Monday I was finishing up a meal with my husband on a rare evening with no kids. I had overindulged on chips and salsa (my own form of self-medicating), and I was ready for a leisurely walk in the beautiful evening and then on to enjoy a truly quiet evening at home. But as we were leaving the restaurant I received news that Robin Williams had committed suicide.
My reaction was I don’t want to believe this tragedy is real. I wanted to have one more beautiful evening where Robin Williams was still alive and would erupt in hilarity on some talk show or give a moving dramatic performance in an upcoming flick. For everyone who enjoyed the depth and breadth of his characters, the loss seems surreal. His close friends and family are dealing with a grief that is beyond words.
Even though Mr. Williams had been open about his struggles with alcohol and even depression, the news that he committed suicide was shocking. But it has hopefully helped open up a discussion about the pain and reality of depression, and the truth about how little we really understand mental illness. If such a beloved actor that gave his time and talents to help others that were hurting could be tormented by this often misunderstood illness, anyone could experience the pain of depression or other mental illness.

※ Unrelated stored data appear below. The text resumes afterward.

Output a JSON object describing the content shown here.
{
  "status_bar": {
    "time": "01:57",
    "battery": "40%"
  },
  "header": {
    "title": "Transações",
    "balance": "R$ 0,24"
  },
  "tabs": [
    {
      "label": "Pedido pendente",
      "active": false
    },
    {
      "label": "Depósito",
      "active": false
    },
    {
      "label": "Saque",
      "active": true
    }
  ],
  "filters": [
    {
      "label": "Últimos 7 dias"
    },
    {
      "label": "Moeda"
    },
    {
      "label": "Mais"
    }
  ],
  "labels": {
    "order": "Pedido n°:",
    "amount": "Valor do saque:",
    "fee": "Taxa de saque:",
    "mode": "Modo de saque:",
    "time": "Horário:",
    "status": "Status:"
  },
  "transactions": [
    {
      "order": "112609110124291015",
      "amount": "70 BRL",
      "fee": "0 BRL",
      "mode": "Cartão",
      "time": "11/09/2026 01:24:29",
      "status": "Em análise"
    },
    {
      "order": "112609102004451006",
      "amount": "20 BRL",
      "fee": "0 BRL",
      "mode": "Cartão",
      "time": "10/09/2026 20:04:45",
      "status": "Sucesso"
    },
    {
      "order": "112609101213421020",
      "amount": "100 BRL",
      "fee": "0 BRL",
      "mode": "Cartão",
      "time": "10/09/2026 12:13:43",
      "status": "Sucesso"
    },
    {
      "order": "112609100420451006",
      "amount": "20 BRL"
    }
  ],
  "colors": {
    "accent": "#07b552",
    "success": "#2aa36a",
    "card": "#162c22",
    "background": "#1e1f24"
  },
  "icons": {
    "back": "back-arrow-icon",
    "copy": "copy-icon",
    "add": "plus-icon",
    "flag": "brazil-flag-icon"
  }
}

If the man who brought Patch Adams and the Genie to life couldn’t just “be happy and get over it”, then we need to realize that such ill-given sentiments help no one.
His death shows that mental illness is no reflection on how many people care for you. Mr. Williams had the adoration of millions, not to mention close friends and family that cared deeply for him. Yet somewhere in the neurobiology of his brain, none of that mattered. I don’t assume to know what he was going through, but I do know it wasn’t a lack of people that loved him that caused his depression. So many times people that commit suicide are loved deeply by their friends and family, but somewhere in the chemistry of their brain the reality becomes clouded and the message they receive is “you are unlovable.” I have cried over loved ones in the depths of their illness, begging them to try to grasp that their brain was lying to them about reality, that despite the internal messages they were receiving, that they were loved deeply by their family. For the person in the middle of the illness, the feelings of despair and loneliness are real to them. That is their reality.
The most loving thing we can do, especially within the church, is to try to understand mental illness better, and realize there is probably more that is unknown than known in the realm of neurobiological disorders. We need to remove the stigma of mental illness and make the church a safe place to be broken. Church needs to be a place where we can come with all of our baggage, sadness, illness, and altered reality and receive support, not condemnation. To have people understand that there is a physical problem manifesting in emotional and relational problems. We need to be a place where people can share their struggles with mental illness and addictions, and know that their struggles will be handled with grace and love and not become gossip fodder.